It’s crucial to visit your dentist if you suspect you have one of these infections because they don’t go away on their own. It can spread to your jaw or other parts of your head or neck if it is not addressed. In an infected wisdom tooth, a root canal can be performed by your dentist or a specialist called an endodontist to treat a small abscess, potentially saving the tooth.
Before performing a root canal, the abscess may need to be drained if it is large. To release the pus, your dentist or endodontist will make a small incision in the gum. The area will then be rinsed with saline (salt water). To keep the region open and draining while the edema subsides, they might additionally insert a little rubber drain.
Infected Wisdom Tooth
Third molars at the back of the mouth called impacted wisdom teeth lack sufficient space to erupt or develop correctly. The final adult teeth to erupt into the mouth are wisdom teeth (erupt). The majority of people have two top and two bottom wisdom teeth in the rear of the mouth.
Infected wisdom teeth can cause discomfort in your jaws. They can also cause harm to adjacent teeth and other dental issues. Infections in wisdom teeth occasionally do not result in any obvious or sudden serious issues. However, because of their difficulty in maintaining cleanliness, they can be more susceptible to gum disease and tooth decay than other teeth.
Infected wisdom teeth that hurt or cause other dental issues are typically extracted.
Infected Wisdom Tooth Symptoms
Not all the time the infected wisdom teeth result in serious tooth abscess symptoms. However, if an impacted wisdom tooth gets infected, harms nearby teeth, or results in other dental issues, you can exhibit some of these symptoms or telltale signs:
- gums with red or swelling.
- bleeding or sensitive gums.
- jaw ache.
- swelling in the jaw area
- poor breath
- An offensive flavor on your tongue.
- having trouble expanding your mouth.
Whenever to visit a doctor
- If you encounter any signs of an impacted wisdom tooth behind your final molar, visit your dentist right once.
Causes of infected wisdom tooth
Third molars, or wisdom teeth, become impacted when there is insufficient space for them to emerge or grow correctly.
The emergence of wisdom teeth typically occurs between the ages of 17 and 25. Some persons have wisdom teeth that erupt normally and align with the teeth behind the second molars. The mouth is frequently too crowded, nevertheless, for third molars to form correctly. These tightly packed third teeth get caught.
An infected wisdom tooth may partially emerge and reveal the parts of the crown, or it may never break out through the gums. The tooth, whether totally or partially infected, may have certain conditions like:
- toward the following tooth, grow at an angle (second molar)
- grow at an angle with your mouth’s roof
- grow at a right angle to the neighboring teeth, appearing to “lye down” in the jawbone
- like other teeth, they can grow straight up or down, but they cannot come out of the jawbone
Complications in teeth infections
Impacted wisdom teeth can lead to several oral health issues, including:
1. Harm to adjacent teeth
The second molar teeth can be damaged or become more prone to infection if the wisdom tooth is adjacent to it or pushes up against it. This pressure on the molar may result in other teeth crowding or you will require orthodontic treatment to realign your teeth.
In a pouch within the jawbone, the wisdom tooth grows. The sac may swell with fluid and develop a cyst, which might harm the nerves, teeth, and jawbone. Rarely, a tumor form; they are often benign (non-cancerous). Removal of bone and tissue may be necessary due to this condition.
Wisdom teeth that are partially impacted seem to be more susceptible to tooth decay (caries) than other teeth. This most likely happens because wisdom teeth are more difficult to clean and because food and bacteria can easily get wedged in between the gum and a tooth that has not fully erupted.
4. Gum Abscess
Pericoronitis (per-ih-kor-o-NI-tis), a painful, inflammatory gum disorder, is more likely to develop in that location when wisdom teeth are partially or completely erupted and impacted.
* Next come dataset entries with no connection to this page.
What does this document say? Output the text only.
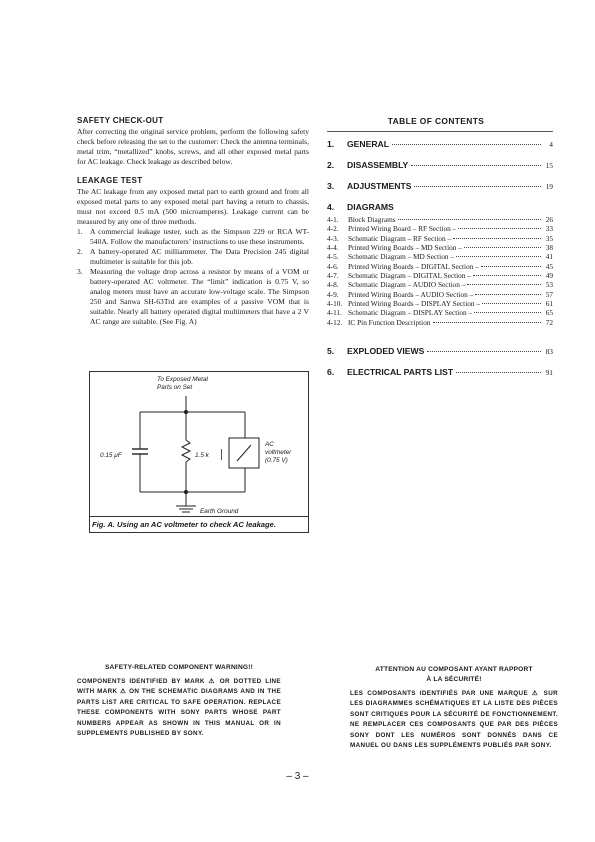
SAFETY CHECK-OUT

After correcting the original service problem, perform the following safety check before releasing the set to the customer: Check the antenna terminals, metal trim, “metallized” knobs, screws, and all other exposed metal parts for AC leakage. Check leakage as described below.

LEAKAGE TEST

The AC leakage from any exposed metal part to earth ground and from all exposed metal parts to any exposed metal part having a return to chassis, must not exceed 0.5 mA (500 microamperes). Leakage current can be measured by any one of three methods.

1. A commercial leakage tester, such as the Simpson 229 or RCA WT-540A. Follow the manufacturers’ instructions to use these instruments.
2. A battery-operated AC milliammeter. The Data Precision 245 digital multimeter is suitable for this job.
3. Measuring the voltage drop across a resistor by means of a VOM or battery-operated AC voltmeter. The “limit” indication is 0.75 V, so analog meters must have an accurate low-voltage scale. The Simpson 250 and Sanwa SH-63Trd are examples of a passive VOM that is suitable. Nearly all battery operated digital multimeters that have a 2 V AC range are suitable. (See Fig. A)
To Exposed Metal
Parts on Set
0.15 μF	1.5 k
AC
voltmeter
(0.75 V)
Earth Ground
Fig. A. Using an AC voltmeter to check AC leakage.
TABLE OF CONTENTS
1.	GENERAL	4
2.	DISASSEMBLY	15
3.	ADJUSTMENTS	19
4.	DIAGRAMS
4-1.	Block Diagrams	26
4-2.	Printed Wiring Board – RF Section –	33
4-3.	Schematic Diagram – RF Section –	35
4-4.	Printed Wiring Boards – MD Section –	38
4-5.	Schematic Diagram – MD Section –	41
4-6.	Printed Wiring Boards – DIGITAL Section –	45
4-7.	Schematic Diagram – DIGITAL Section –	49
4-8.	Schematic Diagram – AUDIO Section –	53
4-9.	Printed Wiring Boards – AUDIO Section –	57
4-10. Printed Wiring Boards – DISPLAY Section –	61
4-11. Schematic Diagram – DISPLAY Section –	65
4-12. IC Pin Function Description	72
5.	EXPLODED VIEWS	83
6.	ELECTRICAL PARTS LIST	91
SAFETY-RELATED COMPONENT WARNING!!
COMPONENTS IDENTIFIED BY MARK ⚠ OR DOTTED LINE WITH MARK ⚠ ON THE SCHEMATIC DIAGRAMS AND IN THE PARTS LIST ARE CRITICAL TO SAFE OPERATION. REPLACE THESE COMPONENTS WITH SONY PARTS WHOSE PART NUMBERS APPEAR AS SHOWN IN THIS MANUAL OR IN SUPPLEMENTS PUBLISHED BY SONY.
ATTENTION AU COMPOSANT AYANT RAPPORT
À LA SÉCURITÉ!
LES COMPOSANTS IDENTIFIÉS PAR UNE MARQUE ⚠ SUR LES DIAGRAMMES SCHÉMATIQUES ET LA LISTE DES PIÈCES SONT CRITIQUES POUR LA SÉCURITÉ DE FONCTIONNEMENT. NE REMPLACER CES COMPOSANTS QUE PAR DES PIÈCES SONY DONT LES NUMÉROS SONT DONNÉS DANS CE MANUEL OU DANS LES SUPPLÉMENTS PUBLIÉS PAR SONY.
– 3 –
Prevention of Tooth Abscess
Although it is not up to you to prevent a tooth infection, you can schedule cleaning and checkup appointments every six months. It allows your dentist to keep track of the development and eruption of your molar and wisdom teeth.
However, it is best that before any symptoms appear you go for checkups. The infected wisdom teeth may be seen on routinely updated dental X-rays and cured.
Tooth Abscess Treatment
Dental abscess treatment is the only way to get rid of tooth infections. Dentists typically treat dental abscesses with ease such as removing tooth, in case your teeth infection has not spread so far. The dentist will remove the pus.
If the abscess is a dental issue, you might require root canal therapy or even tooth extraction. Taking a local anesthetic make you pain-free.